I think Una O’Connor played a friend of Cagney’s dad and George “Superman” Reeves was a friend of Carson’s, but neither made an impression.

Based on a play from late 20’s, also filmed in 1933 with Gary Cooper and Fay Wray, redundantly in 1948 with Alan Hale Jr. and Raoul Walsh, then on TV in ’49 with Burgess Meredith, ’51 with June Lockhart and ’57 with Gordon MacRae. Adapted here by the twin Epstein brothers who wrote Casablanca and shot by James Wong Howe.

Wonderful adaptation, filled with Cocteau-like movie-magic. Introduced at Emory by Rushdie, who calls it “The Dream” for short, and isn’t a huge fan of James Cagney’s performance.

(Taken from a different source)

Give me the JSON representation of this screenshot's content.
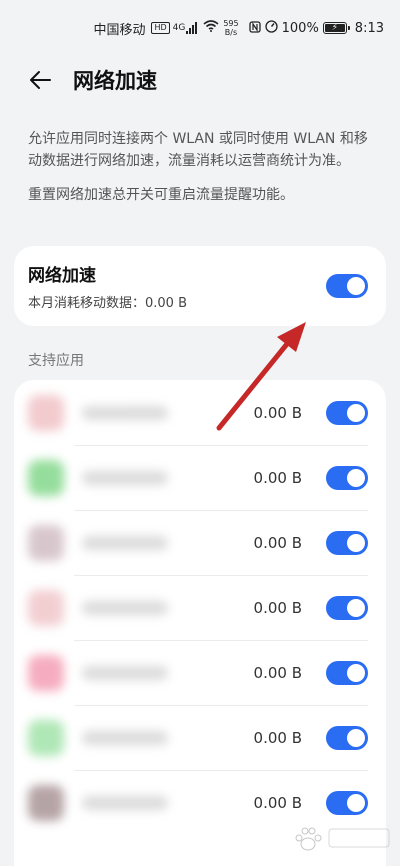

Katy and I already watched the McNutty version from 60-some years later, so I’m familiar with the story. Dark-haired Olivia de Havilland (her film debut, later in Gone With The Wind) is coveted by both Dick Powell (star of Christmas in July and The Tall Target) and Ross Alexander (short career: suicide), while blonde Jean Muir (star of The White Cockatoo) covets Ross. The lovers (particularly Olivia) give it their all, making their segments more welcome than Cagney’s. I noted that Kevin Kline brought “a touch of sadness to his mostly ridiculous comic-relief role,” but Cagney instead brings an entire can of ham. When he’s not wearing a donkey mask, Cagney works with slate-faced Joe Brown (the guy in love with Jack Lemmon at the end of Some Like It Hot) on their play to be performed for The Duke (Ian Hunter of Hitchcock’s The Ring) and his Amazon conquest/bride (Verree Teasdale of The Milky Way).

Interference comes from fairy queen Anita Louise (of Judge Priest, bringing less personality than Michelle Pfeiffer did) and sparkly-costumed elf king Victor Jory (Power of the Press) with his loyal minion, a cackling pre-Andy Hardy Mickey Rooney. The Queen has mini-minions Moth and Pease-Blossom (both sadly unaccounted-for), Cobweb (appeared in a pile of 1950’s westerns, costarring with Gregory Peck in The Gunfighter) and Mustard Seed (Billy Barty, had already been in fifty movies as Mickey Rooney’s brother, would live to appear in such acclaimed 1980’s dwarf-filled fantasy films as Legend, Willow, Masters of the Universe and UHF).

Lost best picture to Mutiny on the Bounty, but cinematographer Hal Mohr was history’s only write-in oscar winner. He later shot Underworld USA, Rancho Notorious and a Tashlin feature. Banned in Germany for being based on the Jew-music of Mendelssohn. Reinhardt had staged the play ten or more times, left nazi germany and staged Midsummer in Hollywood, then hired to make the film alongside cinema vet Dieterle (The Devil & Daniel Webster).